[Verteillac] L’artiste britannique Nicola Wood a réalisé l’une de ses sculptures géantes en sable sur la place de Verteillac.
En ce début de semaine à Verteillac, une rumeur bruisse et agite les passants qui traversent la place devant la mairie : « Où est le sable ? » Au pied de la fontaine, une bâche est posée au sol, des pelles appuyées contre le monument. Sur le côté, Nicola Wood consulte sa montre. Elle attend une livraison bien particulière : celle de 20 tonnes de sable, venues d’une carrière à proximité.

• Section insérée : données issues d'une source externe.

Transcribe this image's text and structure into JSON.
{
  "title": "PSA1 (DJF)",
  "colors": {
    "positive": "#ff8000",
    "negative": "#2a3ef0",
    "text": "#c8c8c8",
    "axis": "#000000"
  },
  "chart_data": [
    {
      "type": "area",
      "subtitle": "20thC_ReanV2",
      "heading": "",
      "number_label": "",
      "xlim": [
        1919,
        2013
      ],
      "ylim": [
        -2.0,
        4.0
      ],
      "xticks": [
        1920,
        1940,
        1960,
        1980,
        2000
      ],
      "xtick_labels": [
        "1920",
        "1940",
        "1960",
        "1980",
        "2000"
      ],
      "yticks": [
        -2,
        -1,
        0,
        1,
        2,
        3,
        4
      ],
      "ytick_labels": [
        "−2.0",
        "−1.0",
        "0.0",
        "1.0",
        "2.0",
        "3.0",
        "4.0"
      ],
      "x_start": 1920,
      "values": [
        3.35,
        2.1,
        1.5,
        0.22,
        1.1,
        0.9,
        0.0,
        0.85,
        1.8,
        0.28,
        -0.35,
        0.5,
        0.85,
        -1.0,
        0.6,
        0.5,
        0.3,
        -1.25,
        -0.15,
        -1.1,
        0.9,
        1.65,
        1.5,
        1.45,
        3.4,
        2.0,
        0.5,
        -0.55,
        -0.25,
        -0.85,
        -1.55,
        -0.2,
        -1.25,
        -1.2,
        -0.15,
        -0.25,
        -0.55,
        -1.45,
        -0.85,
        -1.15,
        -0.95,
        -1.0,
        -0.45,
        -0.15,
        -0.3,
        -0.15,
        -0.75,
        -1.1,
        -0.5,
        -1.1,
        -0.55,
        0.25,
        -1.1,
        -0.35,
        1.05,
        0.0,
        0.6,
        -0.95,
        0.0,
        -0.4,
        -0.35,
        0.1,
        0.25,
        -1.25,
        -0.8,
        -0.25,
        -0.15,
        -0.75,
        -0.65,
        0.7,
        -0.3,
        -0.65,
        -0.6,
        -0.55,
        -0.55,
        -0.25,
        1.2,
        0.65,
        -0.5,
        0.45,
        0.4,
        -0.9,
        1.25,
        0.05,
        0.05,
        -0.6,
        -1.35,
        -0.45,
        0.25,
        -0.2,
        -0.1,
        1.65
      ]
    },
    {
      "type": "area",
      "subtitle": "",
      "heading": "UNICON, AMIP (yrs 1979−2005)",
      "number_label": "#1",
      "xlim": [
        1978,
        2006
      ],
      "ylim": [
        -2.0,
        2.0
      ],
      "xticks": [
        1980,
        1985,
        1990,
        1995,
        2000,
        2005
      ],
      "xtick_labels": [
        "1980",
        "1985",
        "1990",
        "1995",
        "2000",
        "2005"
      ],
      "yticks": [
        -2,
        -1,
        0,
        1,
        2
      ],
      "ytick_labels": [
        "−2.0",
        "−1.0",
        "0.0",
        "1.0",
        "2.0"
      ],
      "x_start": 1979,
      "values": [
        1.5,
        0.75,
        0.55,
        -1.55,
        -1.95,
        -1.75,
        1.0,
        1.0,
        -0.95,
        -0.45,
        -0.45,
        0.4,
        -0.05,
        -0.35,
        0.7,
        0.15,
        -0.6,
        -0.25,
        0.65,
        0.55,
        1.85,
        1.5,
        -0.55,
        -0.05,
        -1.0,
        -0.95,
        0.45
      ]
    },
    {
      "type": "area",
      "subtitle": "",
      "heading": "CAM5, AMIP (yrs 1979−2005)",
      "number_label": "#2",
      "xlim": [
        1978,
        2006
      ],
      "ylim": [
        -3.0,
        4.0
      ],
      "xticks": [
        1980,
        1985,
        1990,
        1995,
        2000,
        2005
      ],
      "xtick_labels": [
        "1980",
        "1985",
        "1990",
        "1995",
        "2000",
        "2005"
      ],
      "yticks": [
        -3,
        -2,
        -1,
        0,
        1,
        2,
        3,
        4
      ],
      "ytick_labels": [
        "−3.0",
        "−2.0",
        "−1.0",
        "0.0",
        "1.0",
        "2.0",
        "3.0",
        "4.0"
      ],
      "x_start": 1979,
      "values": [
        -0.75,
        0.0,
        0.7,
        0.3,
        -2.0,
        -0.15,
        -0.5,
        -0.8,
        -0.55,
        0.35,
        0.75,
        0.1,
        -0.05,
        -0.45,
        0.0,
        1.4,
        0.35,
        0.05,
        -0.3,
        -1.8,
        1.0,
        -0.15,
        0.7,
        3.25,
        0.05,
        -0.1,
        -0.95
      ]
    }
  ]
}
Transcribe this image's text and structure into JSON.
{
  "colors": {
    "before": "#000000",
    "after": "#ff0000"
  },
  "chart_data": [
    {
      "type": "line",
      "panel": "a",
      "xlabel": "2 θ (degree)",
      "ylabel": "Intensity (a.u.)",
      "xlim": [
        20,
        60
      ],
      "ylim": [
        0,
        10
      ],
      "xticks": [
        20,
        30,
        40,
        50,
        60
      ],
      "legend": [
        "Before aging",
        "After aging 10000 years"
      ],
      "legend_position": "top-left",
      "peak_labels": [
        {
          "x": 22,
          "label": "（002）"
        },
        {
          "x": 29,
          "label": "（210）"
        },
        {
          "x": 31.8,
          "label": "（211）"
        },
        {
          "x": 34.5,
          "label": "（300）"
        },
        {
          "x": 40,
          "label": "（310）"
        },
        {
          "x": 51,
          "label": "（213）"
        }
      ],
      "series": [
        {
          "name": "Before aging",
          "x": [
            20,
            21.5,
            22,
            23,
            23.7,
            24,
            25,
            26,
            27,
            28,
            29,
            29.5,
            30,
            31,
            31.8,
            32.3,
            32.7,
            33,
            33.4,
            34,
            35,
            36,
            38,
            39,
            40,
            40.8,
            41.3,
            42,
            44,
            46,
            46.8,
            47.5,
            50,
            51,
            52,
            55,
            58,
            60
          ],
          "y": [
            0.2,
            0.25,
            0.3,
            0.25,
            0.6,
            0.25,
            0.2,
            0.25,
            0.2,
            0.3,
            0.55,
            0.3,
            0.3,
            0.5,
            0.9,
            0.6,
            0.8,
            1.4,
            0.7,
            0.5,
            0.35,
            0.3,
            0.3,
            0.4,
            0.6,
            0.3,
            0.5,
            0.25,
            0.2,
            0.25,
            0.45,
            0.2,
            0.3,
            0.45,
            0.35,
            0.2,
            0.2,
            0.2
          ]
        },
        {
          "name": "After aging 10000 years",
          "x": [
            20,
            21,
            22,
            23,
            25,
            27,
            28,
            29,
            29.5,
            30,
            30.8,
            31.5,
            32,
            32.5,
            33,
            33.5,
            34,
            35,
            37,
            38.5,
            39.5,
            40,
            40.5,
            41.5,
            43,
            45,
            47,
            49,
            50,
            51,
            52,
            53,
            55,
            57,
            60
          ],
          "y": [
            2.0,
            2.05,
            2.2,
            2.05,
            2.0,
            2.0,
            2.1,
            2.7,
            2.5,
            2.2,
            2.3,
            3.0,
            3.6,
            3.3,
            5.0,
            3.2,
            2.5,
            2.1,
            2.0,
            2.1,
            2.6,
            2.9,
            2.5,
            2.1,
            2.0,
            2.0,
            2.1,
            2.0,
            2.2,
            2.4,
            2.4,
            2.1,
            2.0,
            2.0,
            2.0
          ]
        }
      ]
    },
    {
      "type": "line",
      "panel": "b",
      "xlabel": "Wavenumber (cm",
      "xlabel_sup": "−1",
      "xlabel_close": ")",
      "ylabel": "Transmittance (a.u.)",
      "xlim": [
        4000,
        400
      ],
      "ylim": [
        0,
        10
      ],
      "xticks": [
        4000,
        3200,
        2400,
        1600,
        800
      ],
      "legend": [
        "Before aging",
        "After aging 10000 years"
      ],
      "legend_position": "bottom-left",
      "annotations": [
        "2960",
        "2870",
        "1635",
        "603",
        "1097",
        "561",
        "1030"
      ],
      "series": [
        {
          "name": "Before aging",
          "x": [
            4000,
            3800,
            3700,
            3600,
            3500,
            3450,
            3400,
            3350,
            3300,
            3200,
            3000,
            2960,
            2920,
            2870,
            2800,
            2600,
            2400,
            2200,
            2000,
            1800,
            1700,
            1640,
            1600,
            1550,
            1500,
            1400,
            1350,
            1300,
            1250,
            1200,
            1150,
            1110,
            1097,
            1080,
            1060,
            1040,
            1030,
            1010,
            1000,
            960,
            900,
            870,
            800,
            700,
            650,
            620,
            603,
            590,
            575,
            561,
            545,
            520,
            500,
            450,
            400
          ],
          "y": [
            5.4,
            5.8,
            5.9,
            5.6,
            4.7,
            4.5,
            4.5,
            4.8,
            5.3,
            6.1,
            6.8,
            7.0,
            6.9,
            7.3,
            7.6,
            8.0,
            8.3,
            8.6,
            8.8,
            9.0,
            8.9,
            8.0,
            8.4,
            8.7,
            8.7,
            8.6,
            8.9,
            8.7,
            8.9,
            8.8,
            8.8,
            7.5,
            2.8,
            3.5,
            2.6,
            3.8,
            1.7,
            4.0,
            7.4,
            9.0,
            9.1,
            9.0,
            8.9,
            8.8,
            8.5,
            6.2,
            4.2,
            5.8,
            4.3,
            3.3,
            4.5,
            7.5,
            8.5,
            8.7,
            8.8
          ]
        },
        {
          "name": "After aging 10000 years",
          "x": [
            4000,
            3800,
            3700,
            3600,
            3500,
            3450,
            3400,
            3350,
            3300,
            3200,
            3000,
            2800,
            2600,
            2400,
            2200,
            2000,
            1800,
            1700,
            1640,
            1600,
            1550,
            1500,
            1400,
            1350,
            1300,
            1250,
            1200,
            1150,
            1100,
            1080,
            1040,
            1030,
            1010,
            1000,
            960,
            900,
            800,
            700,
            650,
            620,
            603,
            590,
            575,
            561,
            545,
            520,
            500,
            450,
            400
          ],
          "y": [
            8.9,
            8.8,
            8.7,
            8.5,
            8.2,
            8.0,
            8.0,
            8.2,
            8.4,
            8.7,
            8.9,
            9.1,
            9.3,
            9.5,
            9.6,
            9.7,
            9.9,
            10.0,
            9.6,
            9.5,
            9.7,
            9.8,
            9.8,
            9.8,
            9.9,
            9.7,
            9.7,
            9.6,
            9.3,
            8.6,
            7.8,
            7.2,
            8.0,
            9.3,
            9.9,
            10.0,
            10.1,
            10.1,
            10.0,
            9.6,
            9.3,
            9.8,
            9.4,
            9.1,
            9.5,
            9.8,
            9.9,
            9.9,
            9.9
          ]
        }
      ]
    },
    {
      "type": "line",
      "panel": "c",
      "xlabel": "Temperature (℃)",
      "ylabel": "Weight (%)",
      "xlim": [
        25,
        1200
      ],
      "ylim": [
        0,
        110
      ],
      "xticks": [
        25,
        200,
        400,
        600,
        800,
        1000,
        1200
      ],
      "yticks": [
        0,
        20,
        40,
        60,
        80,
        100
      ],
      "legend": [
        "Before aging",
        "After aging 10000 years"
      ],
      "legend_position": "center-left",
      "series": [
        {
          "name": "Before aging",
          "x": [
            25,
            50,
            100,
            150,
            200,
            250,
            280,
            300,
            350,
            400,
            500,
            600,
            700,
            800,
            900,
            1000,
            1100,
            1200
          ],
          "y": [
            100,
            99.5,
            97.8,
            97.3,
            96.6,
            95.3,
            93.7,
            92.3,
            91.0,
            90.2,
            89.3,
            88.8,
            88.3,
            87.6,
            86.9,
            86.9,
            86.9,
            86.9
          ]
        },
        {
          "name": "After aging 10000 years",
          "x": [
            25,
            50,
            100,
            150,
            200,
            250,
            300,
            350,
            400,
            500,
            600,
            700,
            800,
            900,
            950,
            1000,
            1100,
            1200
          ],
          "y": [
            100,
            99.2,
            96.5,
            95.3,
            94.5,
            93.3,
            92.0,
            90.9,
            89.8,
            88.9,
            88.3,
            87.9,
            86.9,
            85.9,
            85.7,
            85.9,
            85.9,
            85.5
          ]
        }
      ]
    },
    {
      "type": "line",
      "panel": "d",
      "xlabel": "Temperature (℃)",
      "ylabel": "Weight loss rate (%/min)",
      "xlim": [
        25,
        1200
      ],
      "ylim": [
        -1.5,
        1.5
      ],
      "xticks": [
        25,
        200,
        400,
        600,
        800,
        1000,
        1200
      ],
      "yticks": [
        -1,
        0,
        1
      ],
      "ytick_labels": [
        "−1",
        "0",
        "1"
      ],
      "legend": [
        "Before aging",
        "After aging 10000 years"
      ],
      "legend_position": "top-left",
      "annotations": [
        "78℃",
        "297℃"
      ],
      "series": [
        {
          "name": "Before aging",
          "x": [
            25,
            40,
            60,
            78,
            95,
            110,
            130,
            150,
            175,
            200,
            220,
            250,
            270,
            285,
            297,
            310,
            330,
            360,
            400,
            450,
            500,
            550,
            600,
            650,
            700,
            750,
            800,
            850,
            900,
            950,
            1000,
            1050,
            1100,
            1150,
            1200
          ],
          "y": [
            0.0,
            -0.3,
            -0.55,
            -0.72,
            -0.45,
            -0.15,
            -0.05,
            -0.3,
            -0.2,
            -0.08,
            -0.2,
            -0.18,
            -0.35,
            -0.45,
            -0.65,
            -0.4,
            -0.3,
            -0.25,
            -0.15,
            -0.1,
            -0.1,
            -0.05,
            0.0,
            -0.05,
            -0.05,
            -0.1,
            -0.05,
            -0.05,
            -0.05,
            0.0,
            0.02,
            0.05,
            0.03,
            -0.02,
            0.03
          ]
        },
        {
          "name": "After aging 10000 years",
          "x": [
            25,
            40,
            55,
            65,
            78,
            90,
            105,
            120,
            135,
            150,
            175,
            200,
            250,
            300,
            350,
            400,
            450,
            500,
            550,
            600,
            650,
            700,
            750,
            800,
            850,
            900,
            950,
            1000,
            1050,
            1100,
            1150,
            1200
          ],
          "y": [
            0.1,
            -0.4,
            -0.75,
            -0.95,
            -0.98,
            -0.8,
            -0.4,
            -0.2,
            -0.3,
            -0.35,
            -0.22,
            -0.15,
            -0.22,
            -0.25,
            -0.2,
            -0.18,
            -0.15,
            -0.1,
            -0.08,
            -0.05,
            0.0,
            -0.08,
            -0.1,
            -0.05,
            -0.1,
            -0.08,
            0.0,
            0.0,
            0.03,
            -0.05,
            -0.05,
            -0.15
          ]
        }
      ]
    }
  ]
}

L’artiste britannique, invitée par la commune, s’apprête à réaliser une sculpture éphémère qui doit mesurer près de deux mètres de haut. Elle va consacrer sa semaine à l’ouvrage et la précieuse cargaison de sable a pris un peu de retard. Soulagement en fin de matinée : le camion tant attendu arrive et déverse son chargement au milieu de la bâche.
L’heure est enfin venue, pour Nicola et son compagnon qui l’assiste, de se lancer. Les travaux débutent par la phase de compactage : il s’agit de pelleter et tasser le sable au pied, de manière à le transformer en un bloc suffisamment dur pour être ensuite creusé et mis en forme. Pour cette première étape, l’humidité est une alliée précieuse. En mouillant le sable, Nicola augmente ses capacités de cohésion et rend ainsi la sculpture plus solide. Elle utilisera ensuite pelle, truelle et fins outils de modelage d’argile pour réaliser les plus petits détails.
Un jeu d’enfant devenu métier
Originaire de Leicester, en Angleterre, Nicola Wood n’a pas atterri à Verteillac par hasard. Habituée à séjourner dans la région, où Peter John, l’un de ses anciens professeurs, devenu ami, habite depuis longtemps, elle est ravie d’avoir été sollicitée par la mairie pour cette performance artistique. Mais cela ne se fait pas sans une petite pression supplémentaire. « Je connais du monde ici, tout le monde est intéressé. Quand vous intervenez dans un endroit où les gens se soucient de ce que vous faites, vous n’avez pas envie de faire quelque chose de moche, en plein milieu », sourit-elle.
Elle a eu l’occasion de réaliser ses œuvres dans le monde entier, du Canada au Koweit, en passant par l’Indonésie ou encore l’Australie, où elle a débuté. C’est d’ailleurs dans ce pays qu’elle a découvert, pour la première fois, une exposition de sculptures sur sable et qu’elle a pris conscience « qu’on pouvait en faire son métier », enthousiasmée de mêler un jeu d’enfant avec une carrière professionnelle.
Nicola Wood veut faire passer des messages à travers son art. Alors que l’intelligence artificielle (IA) prend de plus en plus de place dans notre quotidien, son travail est aussi l’occasion de prouver que « les mains et le cœur peuvent réaliser quelque chose que l’IA ne peut pas faire et qui ne sera jamais remplacé ».
La sculpture qu’elle a imaginée pour Verteillac s’intitule « Life Lines » (« lignes de vie »). Elle a été inspirée par les rivières qui façonnent ce coin de Dordogne. « Comme des veines, elles parcourent le paysage pour nourrir et connecter les fermes, l’agriculture et les communautés », explique l’artiste à propos de son projet. Sa sculpture doit prendre la forme d’une femme endormie, sorte de « Mère nature » parcourue de rivières coulant de son corps jusqu’au sol. « À travers son cœur et ses veines, elle devient la source du paysage et le symbole de celles qui donnent d’elles-mêmes pour que les autres s’épanouissent. »
Les femmes, en particulier les mères, représentent en effet une grande part de l’inspiration du travail de Nicola Wood, notamment depuis qu’elle a des enfants. Ceux-ci sont d’ailleurs présents avec elle cette semaine en Dordogne, à la fois pour profiter des vacances et la voir à l’œuvre. « C’est bien qu’ils voient que je peux faire autre chose dans la vie que les emmener à l’école ou leur préparer à manger. »
L’artiste accorde également une grande importance à la sensibilisation des jeunes publics. Tout au long de la semaine, Nicola a accueilli les enfants des centres de loisirs de la communauté de communes, pour échanger avec eux sur son travail. Un atelier a été proposé, afin de leur donner des trucs et astuces sur la sculpture de sable, « des techniques pour les aider à créer quelque chose de leurs mains ». Et pourquoi pas susciter des vocations artistiques.
Selon les conditions météo, les curieux auront plus ou moins de temps pour découvrir l’œuvre qui doit rester en place quelques jours, avant d’être détruite et le sable réutilisé par les services techniques de la commune. « L’art éphémère apprend beaucoup sur le lâcher-prise… cela fait de la place pour qu’autre chose vienne ensuite », souligne Nicola Wood.